A color changing stress-sensor

Michael J. Therien, Ivan J. Dmochowski, and Daniel A. Hammer, (2011)

irg2 hightlight 2.12Composites are a means of designing the material properties of an assembly through collective interactions. Here we show that we can make a color-changing stress sensor within the membrane of of a synthetic capsule. Porphyrin molecules – macromolecules that emit light depending on their configuration – are embedded in the membrane of a synthetic capsule made of polymer. When the membrane is stressed in a glass tube under regulated pressure, the stretching of the membrane induces a conformational change in the porphyrin and a change in the color it emits. By directly relating the membrane stress to to the color, we can calibrate the stress sensor. The linear correlation between stress and change in wavelength of light means that an optical detector can be used to measure stress.
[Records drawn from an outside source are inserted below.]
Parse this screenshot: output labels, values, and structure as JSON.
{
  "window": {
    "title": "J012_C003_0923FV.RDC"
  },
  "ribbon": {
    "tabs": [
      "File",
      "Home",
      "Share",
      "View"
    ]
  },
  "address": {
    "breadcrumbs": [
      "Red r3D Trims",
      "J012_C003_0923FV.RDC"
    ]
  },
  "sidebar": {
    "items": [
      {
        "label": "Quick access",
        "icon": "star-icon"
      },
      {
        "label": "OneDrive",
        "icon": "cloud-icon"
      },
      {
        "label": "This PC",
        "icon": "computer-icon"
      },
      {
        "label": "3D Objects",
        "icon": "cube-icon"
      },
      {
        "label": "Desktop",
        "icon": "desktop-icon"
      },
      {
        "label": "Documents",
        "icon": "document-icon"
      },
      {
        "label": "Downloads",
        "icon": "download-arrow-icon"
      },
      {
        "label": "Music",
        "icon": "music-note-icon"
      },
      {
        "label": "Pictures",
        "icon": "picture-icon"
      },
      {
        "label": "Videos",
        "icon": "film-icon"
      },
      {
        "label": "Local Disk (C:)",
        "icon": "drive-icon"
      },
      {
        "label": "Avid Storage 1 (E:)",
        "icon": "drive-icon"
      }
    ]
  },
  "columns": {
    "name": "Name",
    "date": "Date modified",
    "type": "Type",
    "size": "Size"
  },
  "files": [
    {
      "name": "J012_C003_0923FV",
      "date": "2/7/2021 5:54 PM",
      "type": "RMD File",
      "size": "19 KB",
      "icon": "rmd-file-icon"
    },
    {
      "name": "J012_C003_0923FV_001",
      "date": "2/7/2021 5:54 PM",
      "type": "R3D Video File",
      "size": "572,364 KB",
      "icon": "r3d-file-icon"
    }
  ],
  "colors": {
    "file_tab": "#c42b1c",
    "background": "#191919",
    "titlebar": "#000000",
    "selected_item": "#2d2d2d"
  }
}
Neha P. Kamat, Zhengzheng Liao, Laurel E. Moses, Jeff Rawson, Michael J. Therien, Ivan J. Dmochowski, and Daniel A. Hammer, Proceedings of the National Academy of Sciences USA, 2011

(A) Aspiration of a polymersome membrane into a micropipette results in a blue shift of PZn2 emission in response to the applied membrane stress.  Increasing the tension in the polymersome membrane from (a) 0.8 dyne/cm to (b) 1.7 dyne/cm to (c) 4.7 dyne/cm, causes embedded porphyrin fluorophores to shift emission to lower wavelengths.  Scale bar is 30 µm (B) The fraction of PZn2 fluorophores in a twisted state linearly increases in response to increasing membrane tension. The ratio of emission intensities at λtwisted = 690nm  to λplanar = 730 nm was determined using a PMT and 730 ± 10nm and 690 ± 10nm band pass emission filters. (C) Applied tension through aspiration causes a lateral area expansion of the membrane and results in a porphyrin blue shift for embedded PZn2 fluorophores. The increase in membrane area that occurs upon aspiration of the polymersome scales linearly with the increase of fluorophores in the twisted state. Linear fits give R2 values of (B) 0.97 and (C) 0.98. (D) The adjusted 690nm/730nm intensity ratios for several polymersomes undergoing aspiration are plotted. The increase in PZn2 intensity ratio with applied tension occurs at a similar rate, as demonstrated by the similar slopes of intensity ratio vs tension curves. The average slope, calculated from the best-fit line of each polymersome, is displayed on the chart.